If you start looking in the processes tab of the Task Manager in windows, eventually, you will come across the dwm.exe process. Every PC with a Windows operative system has this process, and Windows 7 was the first to make it more important to the core system. Basically, the Desktop Window Manager is the one in charge of all the window effects in your PC, like transparency or the 3d flip effect.
What is the dwm.exe?
It’s a compositing windows manager, this means that is the process in charge of rendering all the good-looking effects in Windows, like window transparency, the 3d flip that you can see if you press Alt-Tab, the thumbnails that appear if you pass the mouse over your taskbar, and many others. It also manages all the aero effects in Windows 7.
Every program that you use generates a display window and each window is written in a specific place in your pc memory. The dwm.exe then creates one composite image of all the windows and add the configured effects to all of them.
Can the dwm.exe turned off?
No, it can’t be turned off. The Desktop Window Manager is a vital part of the entire Windows 7, creating the graphical user interface. In the newer versions of Windows, 8 and 10, the manager is even more integrated to the core system.
If you want to turn it off because its memory usage, you should know that in a normal day, the dwm.exe in windows 7 barely uses 50-70MB of RAM and less than 1% of your CPU.

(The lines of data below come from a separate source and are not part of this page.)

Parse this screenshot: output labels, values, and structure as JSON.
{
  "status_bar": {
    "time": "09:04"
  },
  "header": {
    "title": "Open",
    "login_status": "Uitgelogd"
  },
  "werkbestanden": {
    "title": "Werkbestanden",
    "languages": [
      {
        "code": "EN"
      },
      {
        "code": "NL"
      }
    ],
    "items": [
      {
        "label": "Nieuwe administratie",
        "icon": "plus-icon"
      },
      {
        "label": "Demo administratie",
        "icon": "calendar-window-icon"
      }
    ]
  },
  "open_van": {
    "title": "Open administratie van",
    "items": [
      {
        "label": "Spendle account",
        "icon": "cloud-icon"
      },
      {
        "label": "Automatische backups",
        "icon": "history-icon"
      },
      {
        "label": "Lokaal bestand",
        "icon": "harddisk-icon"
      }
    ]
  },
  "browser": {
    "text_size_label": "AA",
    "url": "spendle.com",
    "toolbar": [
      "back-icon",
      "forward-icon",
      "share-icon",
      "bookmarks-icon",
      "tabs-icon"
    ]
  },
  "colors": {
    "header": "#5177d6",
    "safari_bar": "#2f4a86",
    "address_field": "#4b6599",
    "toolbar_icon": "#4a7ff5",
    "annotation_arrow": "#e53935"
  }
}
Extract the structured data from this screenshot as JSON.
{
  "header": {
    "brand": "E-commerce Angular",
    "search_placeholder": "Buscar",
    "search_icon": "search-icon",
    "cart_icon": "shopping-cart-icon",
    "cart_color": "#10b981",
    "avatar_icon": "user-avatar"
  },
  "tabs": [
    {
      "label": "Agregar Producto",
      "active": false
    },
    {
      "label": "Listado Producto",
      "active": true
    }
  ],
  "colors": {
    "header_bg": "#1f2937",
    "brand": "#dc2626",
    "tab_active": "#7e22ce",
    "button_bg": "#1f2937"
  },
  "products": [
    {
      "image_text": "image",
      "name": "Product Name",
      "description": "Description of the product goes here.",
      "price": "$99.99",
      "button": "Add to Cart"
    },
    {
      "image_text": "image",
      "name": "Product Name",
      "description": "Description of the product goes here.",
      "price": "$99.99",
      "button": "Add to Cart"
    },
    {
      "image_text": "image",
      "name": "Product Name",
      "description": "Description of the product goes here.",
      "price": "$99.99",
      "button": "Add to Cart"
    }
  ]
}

My dwm.exe windows 7 process is using a lot of RAM and CPU. What should I do?
The Desktop Window Manager should be in the 30-80 MB range of RAM usage, so if it’s using more than this maybe you have another problem that it’s affecting this process:
- Video driver incompatibility: update or reinstall your drivers. Check if there is a drive incompatibility or an outdated one. This can be your problem with the dmw.exe because this process uses your GPU to reduce its CPU usage.
- Malware/virus: if you see your dmw.exe crashing, using a lot of RAM and CPU or just acting up, you should check your pc for malware and viruses, because there are known issues related to the Desktop Window Manager and malware or viruses.
Can the dwm.exe be a virus?
No, it can’t. This process is created by Microsoft and it’s an essential part of Windows. It’s possible for a virus to take the place of the dwm.exe, but it’s something that rarely happens. If you want to be sure, you can scan your computer with your antivirus or locate yourself the dwm.exe. Open your Task Manager and go to the Processes tab, then right-click the dwm.exe and click in “Open File Location”. Your file should be in the Windows/System32 folder and this means that it is the original one. If it isn’t in System 32, scan your pc again and make sure the virus is eliminated.